Lo scudo fiscale? Un deja vu

15 Lug
15 luglio 2009

L’ultima di Tremonti è forse quella più attesa e prevedibile. Lo scudo fiscale che il nostro ineffabile ministro dell’Economia ha predisposto è l’atto che un po’ tutti si attendevano, certi che l’uomo non potesse cambiare più di tanto.
Questo ennesimo provvedimento di condono è ormai un marchio di fabbrica di questa maggioranza. Un atto che conferma lo sfascio nella gestione delle finanze statali e pubbliche.
Il tutto inserito nella cornice fumosa del DPEF presentato oggi, con il quale il governo continua a ciurlare allegramente nel manico. Il documento indica tre solenni obiettivi: la stabilità dei conti pubblici, la coesione sociale e il sostegno alla riprese e all’economia. Mi chiedo come si faccia ad enunciare ambizioni tanto roboanti se il PIL cala del 5%, aumenta il debito e le entrate crollano anche a seguito dell’attenuazione nell’azione di contrasto all’evasione e all’elusione fiscale. Sulla coesione sociale il governo dovrebbe sapere che siamo a 2 milioni di disoccupati e a breve non c’è uno straccio di provvedimento a sostegno delle famiglie: solo rinvii al 2010 e al 2011.

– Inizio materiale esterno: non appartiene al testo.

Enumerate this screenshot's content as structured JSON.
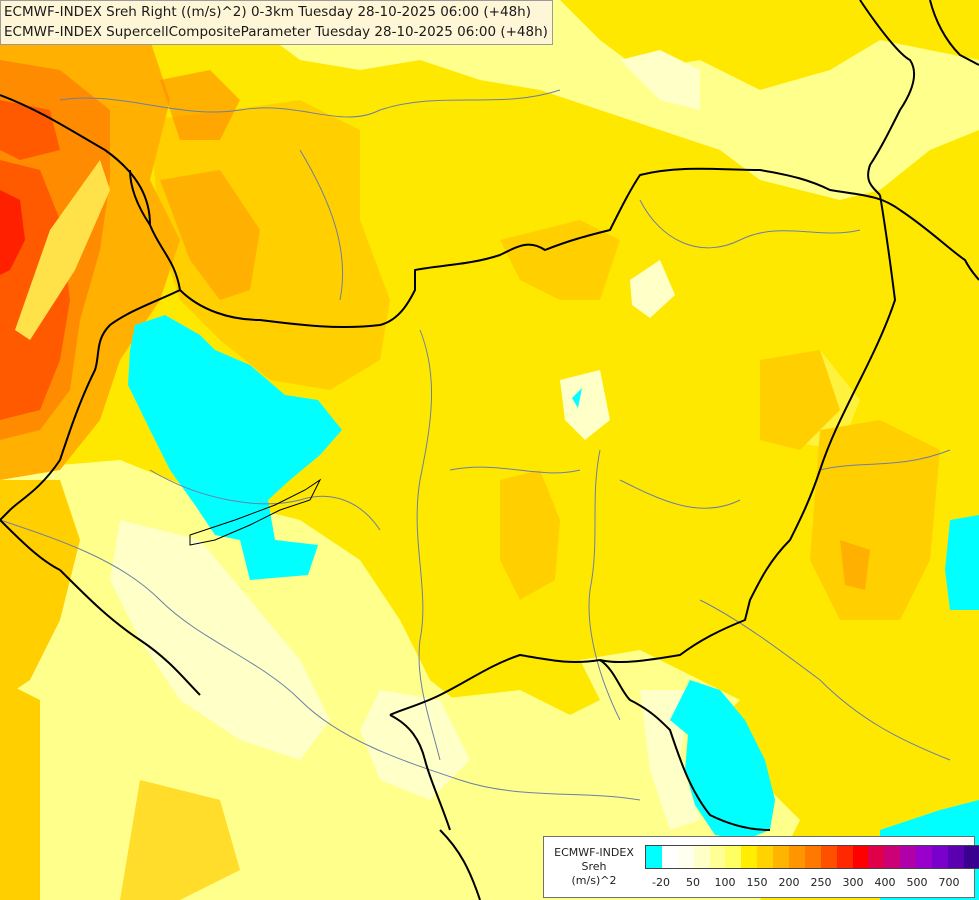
{
  "titles": {
    "line1": "ECMWF-INDEX Sreh Right ((m/s)^2) 0-3km Tuesday 28-10-2025 06:00 (+48h)",
    "line2": "ECMWF-INDEX SupercellCompositeParameter Tuesday 28-10-2025 06:00 (+48h)"
  },
  "legend": {
    "source": "ECMWF-INDEX",
    "parameter": "Sreh",
    "unit": "(m/s)^2",
    "tick_labels": [
      "-20",
      "50",
      "100",
      "150",
      "200",
      "250",
      "300",
      "400",
      "500",
      "700"
    ],
    "colors": [
      "#00ffff",
      "#ffffff",
      "#fffff0",
      "#ffffc8",
      "#ffff96",
      "#ffff64",
      "#ffee00",
      "#ffd200",
      "#ffb400",
      "#ff9600",
      "#ff7800",
      "#ff5000",
      "#ff2800",
      "#ff0000",
      "#e0004a",
      "#cc0077",
      "#b000aa",
      "#9a00cc",
      "#7a00cc",
      "#5a00b0",
      "#3a0090",
      "#0a0070"
    ]
  },
  "map_colors": {
    "base": "#ffe800",
    "light": "#ffff8c",
    "pale": "#ffffc8",
    "orange_light": "#ffcf00",
    "orange": "#ffb000",
    "orange_dark": "#ff8c00",
    "red_orange": "#ff5a00",
    "red": "#ff2000",
    "cyan": "#00ffff",
    "border": "#000000",
    "river": "#6c7fa6"
  }
}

Guardando poi ai provvedimenti per le Imprese, si tratta misure insignificanti per quest’anno, puntando tutto sulla speranza, al momento molto fragile, che nel 2010 si inverta la tendenza.
E’ in questo quadro di assoluta inadeguatezza che si inserisce questa misura di totale negatività che rappresenta, a tutti gli effetti, un vero e proprio condono. E’ la conferma concreta che Tremonti è capace di concepire solo questo meccanismo: allento la pressione fiscale, calano le entrate, faccio un condono.
Lo scudo fiscale è tanto più odioso perché chi ha violato le regole, pagando appena il 5% in cinque anni, può far rientrare somme che resteranno al riparo da tutto. Tutto viene ovviamente sanato a completo vantaggio degli speculatori e degli evasori. E’ una vera e propria presa per i fondelli dei principi e delle regole, ma soprattutto di chi paga regolarmente le imposte e non ha la possibilità di varcare il confine per nascondere guadagni e capitali.
La filosofia che anima questi provvedimenti rappresenta un colpo mortale alla lotta all’evasione: è un messaggio devastante, che incoraggia l’illegalità offrendo la certezza che al reato non seguirà mai una pena.
E’ anche una lezioni per le agenzie fiscali e per tutti coloro che contrastano l’elusione e l’evasione: non datavi troppo da fare perché tanto, alla fine, non si punisce nessuno.
E’ una situazione che ovviamente indigna e lascia interdetti. C’è da farsi cadere le braccia, anche per la reiterata riproposizione da parte di questa maggioranza, di manovre destinate ai furbi e ai furbacchioni. Si tratta di azioni una tantum, che continuano a drogare il sistema con iniezioni “straordinarie”, senza una necessaria azione continua determinata.
A tutto questo si aggiunge il cinismo e la furbizia di motivare lo scudo fiscale con l’emergenza terremoto in Abruzzo. Una scusa veramente ridicola, se non fosse tragica, che usa quella tragedia per perpetuare un mal costume, fatto di condoni e tolleranze, elevato a pratica di governo.